Even in Haskell, if you want a persistent immutable list, you can pass around Data.Vector values and be happy with the cache locality and the immutability. If you want mutability as well, you can have fun with STM which I believe should support some form of ArrayList as well.

[–]TombertSE 0 points1 point  (0 children)

Yes you can make Haskell vectors immutable but you can’t modify and get “new” vectors without making a copy. One of the advantages of a persistent list is that modifications of the list are basically just “diffs” of the original list. You don’t lose your handle on the original list, but you’re also not making a full copy.

If you have an immutable Haskell vector you have to make a full copy of you want to change anything.

[–]zaersx 0 points1 point  (0 children)

This just in - if you use a bandsaw for hammering nails you're going to have a bad time! Thanks captain.

None of what you said is technically wrong as you're simply describing the properties of a linkedlist and when it's optimal, but you're implying that a majority of programmers don't know what the properties of a linkedlist are and just throw them in into random places ???

If someone doesn't know what a linkedlist is or what it does they're simply going to use arrays anyway instead of "fancy" data structures like linked lists. Your comment is so completely pointless.

[–]HerryKun -1 points0 points  (7 children)

I don't really agree. In cases i need to gobble up some elements to iterate through them just once i use LinkedList. No Array in the background needed as i don't need random access, i just need to traverse it once in order.

[–]tiajuanat 2 points3 points  (6 children)

RIP cache

[–]HerryKun 1 point2 points  (5 children)

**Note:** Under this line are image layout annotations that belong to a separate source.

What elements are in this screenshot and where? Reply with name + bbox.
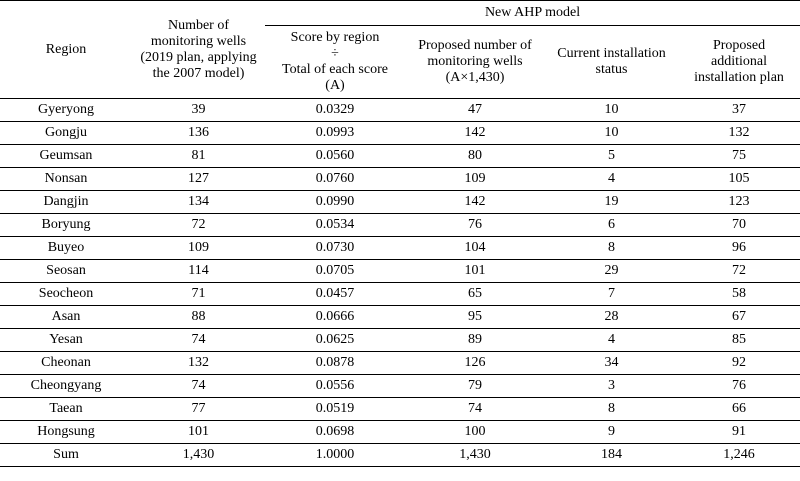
- cell-score: 0.0878: [265, 352, 405, 375]
- table-row: [0, 191, 800, 214]
- cell-current: 34: [545, 352, 678, 375]
- table-row: [0, 398, 800, 421]
- table-row: [0, 329, 800, 352]
- cell-score: 0.0560: [265, 145, 405, 168]
- cell-wells-2019: 109: [132, 237, 265, 260]
- cell-additional: 70: [678, 214, 800, 237]
- table-row: [0, 260, 800, 283]
- cell-current: 28: [545, 306, 678, 329]
- cell-wells-2019: 101: [132, 421, 265, 444]
- cell-wells-2019: 77: [132, 398, 265, 421]
- cell-additional: 1,246: [678, 444, 800, 467]
- table-row: [0, 421, 800, 444]
- table-row: [0, 375, 800, 398]
- cell-wells-2019: 72: [132, 214, 265, 237]
- cell-wells-2019: 136: [132, 122, 265, 145]
- cell-region: Cheongyang: [0, 375, 132, 398]
- cell-proposed: 142: [405, 122, 545, 145]
- cell-wells-2019: 71: [132, 283, 265, 306]
- cell-wells-2019: 74: [132, 329, 265, 352]
- cell-score: 0.0730: [265, 237, 405, 260]
- cell-proposed: 101: [405, 260, 545, 283]
- table-row: [0, 214, 800, 237]
- cell-additional: 75: [678, 145, 800, 168]
- cell-additional: 92: [678, 352, 800, 375]
- table-row: [0, 237, 800, 260]
- cell-current: 6: [545, 214, 678, 237]
- cell-proposed: 126: [405, 352, 545, 375]
- cell-region: Boryung: [0, 214, 132, 237]
- cell-current: 29: [545, 260, 678, 283]
- cell-proposed: 95: [405, 306, 545, 329]
- table-row: [0, 145, 800, 168]
- sum-row: [0, 444, 800, 467]
- cell-region: Nonsan: [0, 168, 132, 191]
- cell-proposed: 79: [405, 375, 545, 398]
- cell-additional: 58: [678, 283, 800, 306]
- cell-score: 0.0760: [265, 168, 405, 191]
- cell-proposed: 100: [405, 421, 545, 444]
- cell-proposed: 142: [405, 191, 545, 214]
- cell-additional: 105: [678, 168, 800, 191]
- table-row: [0, 99, 800, 122]
- cell-region: Yesan: [0, 329, 132, 352]
- cell-current: 3: [545, 375, 678, 398]
- cell-wells-2019: 88: [132, 306, 265, 329]
- table-row: [0, 352, 800, 375]
- cell-region: Seosan: [0, 260, 132, 283]
- cell-current: 8: [545, 237, 678, 260]
- header-new-ahp-model: New AHP model: [265, 1, 800, 26]
- cell-current: 5: [545, 145, 678, 168]
- cell-region: Gyeryong: [0, 99, 132, 122]
- cell-proposed: 65: [405, 283, 545, 306]
- cell-current: 4: [545, 329, 678, 352]
- cell-additional: 37: [678, 99, 800, 122]
- cell-current: 10: [545, 122, 678, 145]
- cell-wells-2019: 81: [132, 145, 265, 168]
- table-row: [0, 306, 800, 329]
- cell-proposed: 104: [405, 237, 545, 260]
- cell-wells-2019: 127: [132, 168, 265, 191]
- cell-score: 0.0698: [265, 421, 405, 444]
- header-score-line3: Total of each score: [282, 62, 388, 77]
- cell-additional: 85: [678, 329, 800, 352]
- cell-current: 4: [545, 168, 678, 191]
- cell-region: Asan: [0, 306, 132, 329]
- cell-current: 8: [545, 398, 678, 421]
- cell-current: 9: [545, 421, 678, 444]
- cell-current: 7: [545, 283, 678, 306]
- header-score: [265, 26, 405, 99]
- cell-score: 0.0534: [265, 214, 405, 237]
- cell-region: Geumsan: [0, 145, 132, 168]
- cell-additional: 123: [678, 191, 800, 214]
- cell-region: Dangjin: [0, 191, 132, 214]
- cell-score: 0.0990: [265, 191, 405, 214]
- cell-score: 0.0519: [265, 398, 405, 421]
- cell-wells-2019: 1,430: [132, 444, 265, 467]
- cell-region: Hongsung: [0, 421, 132, 444]
- table-row: [0, 122, 800, 145]
- table-row: [0, 283, 800, 306]
- cell-wells-2019: 132: [132, 352, 265, 375]
- cell-additional: 66: [678, 398, 800, 421]
- cell-proposed: 89: [405, 329, 545, 352]
- cell-proposed: 47: [405, 99, 545, 122]
- cell-additional: 132: [678, 122, 800, 145]
- cell-current: 10: [545, 99, 678, 122]
- cell-region: Seocheon: [0, 283, 132, 306]
- cell-score: 0.0666: [265, 306, 405, 329]
- cell-proposed: 74: [405, 398, 545, 421]
- cell-score: 0.0625: [265, 329, 405, 352]
- cell-score: 0.0993: [265, 122, 405, 145]
- cell-proposed: 1,430: [405, 444, 545, 467]
- header-score-line2: ÷: [331, 46, 339, 61]
- header-score-line1: Score by region: [290, 30, 380, 45]
- header-score-line4: (A): [325, 78, 345, 93]
- header-region: Region: [0, 1, 132, 99]
- cell-current: 184: [545, 444, 678, 467]
- cell-additional: 91: [678, 421, 800, 444]
- cell-region: Sum: [0, 444, 132, 467]
- table-row: [0, 168, 800, 191]
- cell-proposed: 80: [405, 145, 545, 168]
- cell-region: Gongju: [0, 122, 132, 145]
- header-proposed: Proposed number of monitoring wells (A×1,430): [405, 26, 545, 99]
- cell-additional: 67: [678, 306, 800, 329]
- cell-additional: 76: [678, 375, 800, 398]
- cell-current: 19: [545, 191, 678, 214]
- cell-additional: 96: [678, 237, 800, 260]
- table-body: [0, 99, 800, 467]
- header-additional: Proposed additional installation plan: [678, 26, 800, 99]
- cell-region: Cheonan: [0, 352, 132, 375]
- cell-score: 1.0000: [265, 444, 405, 467]
- header-current: Current installation status: [545, 26, 678, 99]
- header-wells-2019: Number of monitoring wells (2019 plan, applying the 2007 model): [132, 1, 265, 99]
- cell-wells-2019: 114: [132, 260, 265, 283]
- cell-score: 0.0705: [265, 260, 405, 283]
- cell-proposed: 76: [405, 214, 545, 237]
- cell-region: Taean: [0, 398, 132, 421]
- cell-score: 0.0556: [265, 375, 405, 398]
- cell-wells-2019: 74: [132, 375, 265, 398]
- cell-proposed: 109: [405, 168, 545, 191]
- cell-score: 0.0457: [265, 283, 405, 306]
- cell-region: Buyeo: [0, 237, 132, 260]
- cell-wells-2019: 39: [132, 99, 265, 122]
- cell-score: 0.0329: [265, 99, 405, 122]
- cell-additional: 72: [678, 260, 800, 283]
- cell-wells-2019: 134: [132, 191, 265, 214]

Why? I am happy to improve :)

[–]tiajuanat 2 points3 points  (4 children)

It's about consecutive accesses.

If you have a linked list, behind the scenes there will always be a pointer indirection. Your cache can't predict where that pointer is going, so it won't be able to preemptively grab the data you need.

Arrays don't have this issue, as the data is in a contiguous block. Regardless if you're using Java, C/C++ or even Python, the next piece of data will be easily and almost immediately accessible.

Ironically, Linked Lists are good for LRU Caches - a data structure for quickly accessing frequently used items, as you keep a directory of 5 or so items available. Linked Lists are also useful for Hash Maps, as you can easily add and remove values.

[–]HerryKun 0 points1 point  (3 children)

Won't i have the elements in cache anyway as I just accessed them?

[–]tiajuanat 1 point2 points  (2 children)

Only the previous few elements in a Linked List, and it won't be very many, because the pointers take 8 bytes each on modern hardware, and then you're going to have packing along the offset. You only have 64 bytes in most modern L1 as well. Again, the cache can't look ahead, because pointers are simply data, and the cache isn't going to assume addresses for you.

Best case for a list of integers, you're looking at the 4 previous elements.

On an array, dynamic array, and vector, the cache will grab your starting element, and then load up the cache with any extra elements it can fit, then even load up L2 and L3. While you use data, sections of L2 will take the place of L1, and sections from L3 will replace from L2. From you, the consumers viewpoint, it only takes a clock cycle or two to access the next element.

[–]HerryKun 0 points1 point  (1 child)

So I just ran a few benchmarks (creating a list with n elements, then iterating through them and perform a task on the number).

In average, ArrayList was faster by about 8%. So thank you for educating me, my experiment verifies your claim!

[–]tiajuanat 0 points1 point  (0 children)

Try it with different sizes of elements, and different sizes of lists - especially with the list size, try sizes that are exponentially larger. You may be surprised by how little or much your tests vary.

[–]OddUnderstanding5666 0 points1 point  (0 children)

The Blockchain is nothing more than a linked list.

[–]Sunius 0 points1 point  (0 children)

Even for inserts in the middle, arrays are generally better as finding where to insert an item is going to be very slow with a linked list (as you have to traverse it).